A Note about Freeware - e1ven
http://www.arachnoid.com/freeware/index.html

======
GrandMasterBirt
I like this post. It is exactly right. This is sort-of like... Red Hat vs Cent
OS. Cent OS is essentially the freeware version of red hat. Yes yes OSS bla
bla bla. However, why are companies not pursuing cent? its free. Hell its
orders of magnitude cheaper than RH.

The answer is "freeware". Cent is freeware. When you need THEIR support, its
freeware. When you want a feature, its freeware. When you want someone to
spend an hour looking through forums and give you an answer to your problem,
its freeware. So many large companies see the value of getting Red Hat.

In the end freeware works just as well as OSS, adware, etc. Its just a
different business model. In many cases it makes sense, in many its useless.

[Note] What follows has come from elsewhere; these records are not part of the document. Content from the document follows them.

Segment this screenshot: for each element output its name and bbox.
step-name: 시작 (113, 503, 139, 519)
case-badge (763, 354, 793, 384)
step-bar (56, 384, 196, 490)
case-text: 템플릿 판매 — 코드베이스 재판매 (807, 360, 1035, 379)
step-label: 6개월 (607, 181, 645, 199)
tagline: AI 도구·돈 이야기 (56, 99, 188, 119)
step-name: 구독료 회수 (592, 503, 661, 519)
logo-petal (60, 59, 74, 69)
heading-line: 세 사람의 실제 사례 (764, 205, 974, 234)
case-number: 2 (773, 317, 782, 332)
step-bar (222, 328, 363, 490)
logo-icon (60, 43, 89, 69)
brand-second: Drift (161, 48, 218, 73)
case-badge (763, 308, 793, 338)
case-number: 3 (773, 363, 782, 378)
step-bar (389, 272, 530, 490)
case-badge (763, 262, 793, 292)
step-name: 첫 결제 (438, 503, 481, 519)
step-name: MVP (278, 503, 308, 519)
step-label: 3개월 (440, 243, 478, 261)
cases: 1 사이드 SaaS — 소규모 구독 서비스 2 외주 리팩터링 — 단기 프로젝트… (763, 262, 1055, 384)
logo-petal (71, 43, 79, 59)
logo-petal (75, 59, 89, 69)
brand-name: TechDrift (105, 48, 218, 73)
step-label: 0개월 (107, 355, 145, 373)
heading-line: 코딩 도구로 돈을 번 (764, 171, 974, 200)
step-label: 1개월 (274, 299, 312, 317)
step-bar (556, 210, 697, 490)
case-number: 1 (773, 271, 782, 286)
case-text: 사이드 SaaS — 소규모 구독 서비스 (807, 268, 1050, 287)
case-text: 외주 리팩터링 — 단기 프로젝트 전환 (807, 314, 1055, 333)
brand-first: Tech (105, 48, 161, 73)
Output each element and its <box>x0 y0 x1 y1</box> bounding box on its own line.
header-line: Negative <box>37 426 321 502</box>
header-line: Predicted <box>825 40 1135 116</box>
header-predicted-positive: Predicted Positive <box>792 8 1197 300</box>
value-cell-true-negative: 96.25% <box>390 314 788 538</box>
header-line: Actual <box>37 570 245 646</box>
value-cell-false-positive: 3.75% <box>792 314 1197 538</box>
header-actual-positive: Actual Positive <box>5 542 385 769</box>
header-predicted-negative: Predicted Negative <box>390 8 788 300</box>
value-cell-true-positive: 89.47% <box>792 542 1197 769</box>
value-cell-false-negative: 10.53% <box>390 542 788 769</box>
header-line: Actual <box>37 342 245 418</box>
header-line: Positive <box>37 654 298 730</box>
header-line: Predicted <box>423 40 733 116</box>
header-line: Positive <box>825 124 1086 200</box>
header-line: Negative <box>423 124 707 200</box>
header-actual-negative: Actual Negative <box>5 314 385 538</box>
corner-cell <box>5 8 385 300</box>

Heres an interesting one though. It strikes me by surprise. League of Legends
uses a freemium business model. You play the game, earn IP to buy
characters/runes. You can pay money to buy the characters faster. You can pay
money to buy skins, which offer NO ADVANTAGE. So basically there is zero
crippled functionality when not paying them, However they will plow through
your money much faster than WoW ever would if you want to keep up with their
very fast release of characters (1-2 per month) especially if you are a casual
gamer. What would you call this model??? Is it still freemium? Maybe careware?